En l’espèce, un fournisseur a livré des biens à une société mais qu’il a facturés bien des années après leur livraison, pensant que ces livraisons étaient exemptées de TVA. Le fournisseur a alors procédé à une régularisation de la TVA en établissant des factures incluant la TVA, en adressant des déclarations fiscales complémentaires à l’autorité nationale compétente et en versant le montant de la TVA due au Trésor public.
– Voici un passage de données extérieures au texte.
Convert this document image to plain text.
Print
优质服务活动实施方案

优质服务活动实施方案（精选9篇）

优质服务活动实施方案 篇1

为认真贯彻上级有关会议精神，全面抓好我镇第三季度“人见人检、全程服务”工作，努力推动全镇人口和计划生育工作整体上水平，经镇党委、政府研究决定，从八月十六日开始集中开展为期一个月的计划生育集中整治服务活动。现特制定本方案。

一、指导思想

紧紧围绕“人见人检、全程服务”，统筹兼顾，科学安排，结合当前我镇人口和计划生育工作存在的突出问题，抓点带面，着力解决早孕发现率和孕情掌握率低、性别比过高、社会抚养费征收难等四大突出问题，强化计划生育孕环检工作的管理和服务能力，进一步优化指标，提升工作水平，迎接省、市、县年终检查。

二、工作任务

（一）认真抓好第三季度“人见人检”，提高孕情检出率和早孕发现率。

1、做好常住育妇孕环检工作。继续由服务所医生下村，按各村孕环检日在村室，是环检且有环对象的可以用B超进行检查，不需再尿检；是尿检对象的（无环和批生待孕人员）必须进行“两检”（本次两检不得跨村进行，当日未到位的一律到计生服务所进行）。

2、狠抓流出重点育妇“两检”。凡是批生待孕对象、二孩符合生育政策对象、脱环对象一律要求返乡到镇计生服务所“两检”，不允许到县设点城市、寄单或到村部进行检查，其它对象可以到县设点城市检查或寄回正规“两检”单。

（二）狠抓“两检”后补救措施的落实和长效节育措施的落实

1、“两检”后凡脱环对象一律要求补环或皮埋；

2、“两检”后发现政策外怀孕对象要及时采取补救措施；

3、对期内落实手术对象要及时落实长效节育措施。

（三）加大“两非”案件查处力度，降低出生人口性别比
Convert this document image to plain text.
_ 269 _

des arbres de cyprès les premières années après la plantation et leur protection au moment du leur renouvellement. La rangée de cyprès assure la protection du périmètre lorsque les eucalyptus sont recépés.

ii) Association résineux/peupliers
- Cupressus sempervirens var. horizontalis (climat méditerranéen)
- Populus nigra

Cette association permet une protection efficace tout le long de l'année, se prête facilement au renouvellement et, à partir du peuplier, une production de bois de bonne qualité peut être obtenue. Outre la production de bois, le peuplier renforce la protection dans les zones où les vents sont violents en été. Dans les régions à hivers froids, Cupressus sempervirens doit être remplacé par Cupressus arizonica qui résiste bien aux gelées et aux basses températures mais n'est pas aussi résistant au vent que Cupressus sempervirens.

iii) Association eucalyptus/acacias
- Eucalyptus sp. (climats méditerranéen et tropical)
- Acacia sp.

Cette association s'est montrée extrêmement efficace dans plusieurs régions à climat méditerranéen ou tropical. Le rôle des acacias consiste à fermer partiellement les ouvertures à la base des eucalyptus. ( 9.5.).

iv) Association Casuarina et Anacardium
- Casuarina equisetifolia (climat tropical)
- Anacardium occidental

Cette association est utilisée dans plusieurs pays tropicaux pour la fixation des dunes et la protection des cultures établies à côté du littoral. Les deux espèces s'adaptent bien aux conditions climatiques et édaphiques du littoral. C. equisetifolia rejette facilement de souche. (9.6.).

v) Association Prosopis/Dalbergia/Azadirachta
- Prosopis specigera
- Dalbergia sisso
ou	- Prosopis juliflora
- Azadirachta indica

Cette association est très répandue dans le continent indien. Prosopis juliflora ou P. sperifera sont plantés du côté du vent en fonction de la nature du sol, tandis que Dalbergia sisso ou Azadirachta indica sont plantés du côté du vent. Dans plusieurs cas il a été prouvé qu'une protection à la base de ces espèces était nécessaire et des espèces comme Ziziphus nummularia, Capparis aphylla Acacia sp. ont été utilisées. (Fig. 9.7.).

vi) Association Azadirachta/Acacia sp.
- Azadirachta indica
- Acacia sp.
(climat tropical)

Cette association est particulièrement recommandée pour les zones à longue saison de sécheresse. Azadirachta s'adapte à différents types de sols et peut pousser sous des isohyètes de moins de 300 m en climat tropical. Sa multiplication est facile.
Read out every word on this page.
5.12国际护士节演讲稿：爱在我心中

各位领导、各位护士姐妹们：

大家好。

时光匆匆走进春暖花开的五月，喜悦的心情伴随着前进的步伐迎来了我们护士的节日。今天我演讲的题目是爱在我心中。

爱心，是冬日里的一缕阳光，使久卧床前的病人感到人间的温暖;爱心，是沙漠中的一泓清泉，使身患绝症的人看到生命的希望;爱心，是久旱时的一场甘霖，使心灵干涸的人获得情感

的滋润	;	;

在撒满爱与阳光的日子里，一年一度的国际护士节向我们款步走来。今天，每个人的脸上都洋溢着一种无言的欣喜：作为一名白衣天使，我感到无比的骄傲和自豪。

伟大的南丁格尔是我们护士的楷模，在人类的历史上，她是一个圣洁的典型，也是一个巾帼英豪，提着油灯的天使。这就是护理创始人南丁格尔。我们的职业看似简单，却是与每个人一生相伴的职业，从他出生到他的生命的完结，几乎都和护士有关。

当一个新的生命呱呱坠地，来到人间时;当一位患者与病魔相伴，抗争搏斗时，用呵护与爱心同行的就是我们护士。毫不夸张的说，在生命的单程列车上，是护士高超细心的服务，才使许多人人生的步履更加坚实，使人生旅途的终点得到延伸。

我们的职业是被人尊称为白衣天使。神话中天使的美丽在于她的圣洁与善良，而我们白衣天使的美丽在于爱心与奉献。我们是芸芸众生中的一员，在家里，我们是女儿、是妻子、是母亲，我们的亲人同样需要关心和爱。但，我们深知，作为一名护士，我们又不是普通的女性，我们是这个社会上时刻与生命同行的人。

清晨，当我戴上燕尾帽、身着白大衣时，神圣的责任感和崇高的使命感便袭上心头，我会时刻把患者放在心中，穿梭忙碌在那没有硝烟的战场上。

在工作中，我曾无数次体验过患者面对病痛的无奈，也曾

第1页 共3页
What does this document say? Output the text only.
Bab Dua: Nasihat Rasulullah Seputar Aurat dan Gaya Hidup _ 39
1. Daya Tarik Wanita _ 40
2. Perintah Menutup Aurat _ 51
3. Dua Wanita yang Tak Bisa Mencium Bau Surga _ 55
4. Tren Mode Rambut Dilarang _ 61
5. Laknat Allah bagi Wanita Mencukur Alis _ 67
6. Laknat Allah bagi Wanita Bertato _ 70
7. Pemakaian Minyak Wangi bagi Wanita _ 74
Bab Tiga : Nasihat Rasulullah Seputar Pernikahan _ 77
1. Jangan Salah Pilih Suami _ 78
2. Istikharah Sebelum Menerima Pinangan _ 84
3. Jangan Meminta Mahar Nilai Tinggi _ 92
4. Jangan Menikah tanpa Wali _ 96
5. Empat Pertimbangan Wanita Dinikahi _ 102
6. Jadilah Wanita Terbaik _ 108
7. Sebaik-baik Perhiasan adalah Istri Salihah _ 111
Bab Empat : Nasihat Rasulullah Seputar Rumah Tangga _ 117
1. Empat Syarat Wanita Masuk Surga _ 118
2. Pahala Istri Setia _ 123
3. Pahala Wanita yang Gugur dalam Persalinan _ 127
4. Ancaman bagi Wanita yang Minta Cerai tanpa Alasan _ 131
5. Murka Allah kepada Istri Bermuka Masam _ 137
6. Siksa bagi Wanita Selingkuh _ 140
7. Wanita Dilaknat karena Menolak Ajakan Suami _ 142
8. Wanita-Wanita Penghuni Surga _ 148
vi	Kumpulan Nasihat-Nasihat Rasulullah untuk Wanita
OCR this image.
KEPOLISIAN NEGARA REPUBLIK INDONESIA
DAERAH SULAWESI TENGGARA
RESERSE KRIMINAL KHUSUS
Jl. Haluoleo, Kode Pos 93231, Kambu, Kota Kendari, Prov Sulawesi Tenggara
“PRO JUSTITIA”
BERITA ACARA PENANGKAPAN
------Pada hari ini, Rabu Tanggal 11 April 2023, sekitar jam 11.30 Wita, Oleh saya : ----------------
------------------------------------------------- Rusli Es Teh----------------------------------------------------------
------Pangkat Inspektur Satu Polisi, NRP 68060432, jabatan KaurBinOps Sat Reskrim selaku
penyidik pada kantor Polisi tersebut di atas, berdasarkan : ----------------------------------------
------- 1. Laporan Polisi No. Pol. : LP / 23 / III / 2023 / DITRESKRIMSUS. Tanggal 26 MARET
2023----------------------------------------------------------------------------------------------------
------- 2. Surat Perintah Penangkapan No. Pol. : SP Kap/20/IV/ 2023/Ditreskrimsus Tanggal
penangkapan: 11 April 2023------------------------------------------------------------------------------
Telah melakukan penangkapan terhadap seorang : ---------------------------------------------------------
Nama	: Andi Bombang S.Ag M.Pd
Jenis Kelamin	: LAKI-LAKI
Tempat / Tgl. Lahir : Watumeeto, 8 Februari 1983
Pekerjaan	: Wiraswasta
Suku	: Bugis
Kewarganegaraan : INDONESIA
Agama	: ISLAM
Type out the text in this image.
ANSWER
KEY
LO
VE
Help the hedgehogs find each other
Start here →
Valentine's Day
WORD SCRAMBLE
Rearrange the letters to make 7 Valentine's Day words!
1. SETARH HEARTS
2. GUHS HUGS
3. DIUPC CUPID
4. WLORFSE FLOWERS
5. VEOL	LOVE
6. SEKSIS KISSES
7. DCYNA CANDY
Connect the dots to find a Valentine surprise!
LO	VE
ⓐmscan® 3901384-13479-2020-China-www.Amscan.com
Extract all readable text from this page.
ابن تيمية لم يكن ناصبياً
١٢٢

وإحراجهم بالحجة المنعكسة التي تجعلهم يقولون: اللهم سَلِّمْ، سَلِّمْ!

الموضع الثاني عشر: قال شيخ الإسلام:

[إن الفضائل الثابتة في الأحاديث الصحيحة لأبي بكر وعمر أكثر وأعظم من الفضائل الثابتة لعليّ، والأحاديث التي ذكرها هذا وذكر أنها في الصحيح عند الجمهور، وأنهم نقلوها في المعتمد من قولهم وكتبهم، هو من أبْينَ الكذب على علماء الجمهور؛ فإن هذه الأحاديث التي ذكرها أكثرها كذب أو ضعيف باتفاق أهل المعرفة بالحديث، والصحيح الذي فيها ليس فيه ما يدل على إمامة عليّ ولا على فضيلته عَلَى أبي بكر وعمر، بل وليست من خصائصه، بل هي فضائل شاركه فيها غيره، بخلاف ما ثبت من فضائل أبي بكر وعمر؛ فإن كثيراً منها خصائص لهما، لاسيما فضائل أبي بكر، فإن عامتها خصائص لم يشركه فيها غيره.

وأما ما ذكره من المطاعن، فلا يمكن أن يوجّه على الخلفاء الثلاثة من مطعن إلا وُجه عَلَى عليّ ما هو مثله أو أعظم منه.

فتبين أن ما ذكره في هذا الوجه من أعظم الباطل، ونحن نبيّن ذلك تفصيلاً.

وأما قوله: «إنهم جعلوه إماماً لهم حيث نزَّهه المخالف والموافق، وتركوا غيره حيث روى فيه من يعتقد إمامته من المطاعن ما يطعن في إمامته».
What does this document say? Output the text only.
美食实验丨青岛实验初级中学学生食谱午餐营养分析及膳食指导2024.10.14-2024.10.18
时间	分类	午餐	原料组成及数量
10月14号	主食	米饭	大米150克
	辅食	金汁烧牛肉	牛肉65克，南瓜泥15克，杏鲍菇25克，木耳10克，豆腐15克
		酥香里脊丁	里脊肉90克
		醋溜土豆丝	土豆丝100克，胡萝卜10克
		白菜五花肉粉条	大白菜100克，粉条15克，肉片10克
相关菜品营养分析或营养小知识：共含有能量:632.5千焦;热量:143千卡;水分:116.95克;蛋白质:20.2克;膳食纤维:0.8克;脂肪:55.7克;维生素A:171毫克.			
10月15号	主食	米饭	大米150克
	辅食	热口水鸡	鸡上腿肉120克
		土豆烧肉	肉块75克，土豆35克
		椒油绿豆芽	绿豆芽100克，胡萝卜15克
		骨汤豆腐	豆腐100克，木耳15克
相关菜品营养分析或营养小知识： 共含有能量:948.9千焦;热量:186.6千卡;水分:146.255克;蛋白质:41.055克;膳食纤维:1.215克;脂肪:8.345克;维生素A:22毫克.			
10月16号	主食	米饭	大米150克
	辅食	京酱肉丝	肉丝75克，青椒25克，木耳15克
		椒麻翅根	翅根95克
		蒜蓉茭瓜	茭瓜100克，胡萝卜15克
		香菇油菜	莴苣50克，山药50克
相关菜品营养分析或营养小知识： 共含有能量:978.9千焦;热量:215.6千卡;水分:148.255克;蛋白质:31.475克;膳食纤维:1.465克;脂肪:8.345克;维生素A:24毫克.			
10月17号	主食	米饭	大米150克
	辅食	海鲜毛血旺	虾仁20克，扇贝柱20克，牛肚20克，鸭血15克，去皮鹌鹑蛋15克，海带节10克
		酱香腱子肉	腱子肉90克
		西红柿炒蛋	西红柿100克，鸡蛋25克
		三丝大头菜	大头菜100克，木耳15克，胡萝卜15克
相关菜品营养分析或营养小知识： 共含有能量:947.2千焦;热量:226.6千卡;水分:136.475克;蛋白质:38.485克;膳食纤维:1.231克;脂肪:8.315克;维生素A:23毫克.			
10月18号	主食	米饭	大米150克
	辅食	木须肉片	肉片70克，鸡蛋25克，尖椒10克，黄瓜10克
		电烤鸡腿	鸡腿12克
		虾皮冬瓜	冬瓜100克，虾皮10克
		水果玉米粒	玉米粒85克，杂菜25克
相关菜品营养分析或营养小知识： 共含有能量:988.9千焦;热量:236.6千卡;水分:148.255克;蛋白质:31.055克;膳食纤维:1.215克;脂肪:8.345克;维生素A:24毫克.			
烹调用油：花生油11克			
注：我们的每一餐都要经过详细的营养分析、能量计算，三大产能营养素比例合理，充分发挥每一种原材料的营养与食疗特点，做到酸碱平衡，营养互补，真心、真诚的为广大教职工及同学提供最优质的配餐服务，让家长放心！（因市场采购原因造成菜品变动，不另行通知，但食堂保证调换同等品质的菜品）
Dans ces circonstances, la société cliente ne pouvait pas exercer son droit à remboursement avant cette régularisation, n’ayant pas disposé auparavant des factures ni su que la TVA était due.
C’est à la suite de cette régularisation que la cliente a demandé le remboursement de la TVA acquittée. Mais l’administration fiscale de l’État membre s’est opposée à son droit au remboursement car selon elle un délai de forclusion aurait commencé à courir à compter de la date de la livraison des biens et aurait, pour certaines périodes, expiré avant cette régularisation.
Mais la CJUE a jugé que la cliente n’ayant pas fait preuve d’un manque de diligence, et en l’absence d’abus ou de collusion frauduleuse avec le fournisseur, un délai de forclusion qui aurait commencé à courir à compter de la date de la livraison des biens et aurait, pour certaines périodes, expiré avant cette régularisation ne pouvait valablement être opposé au droit au remboursement de la TVA.
En conséquence, État membre ne peut pas refuser le bénéfice du droit au remboursement de la TVA lorsque la TVA a été facturée à l’assujetti et payée par celui-ci plusieurs années après la livraison des biens au motif que le délai de forclusion prévu par sa réglementation pour l’exercice de ce droit aurait commencé à courir à compter de la date de la livraison et aurait expiré avant l’introduction de la demande de remboursement.
Le délai du droit au remboursement de la TVA commence à courir à partir de la date de facturation, et non de celle de la livraison.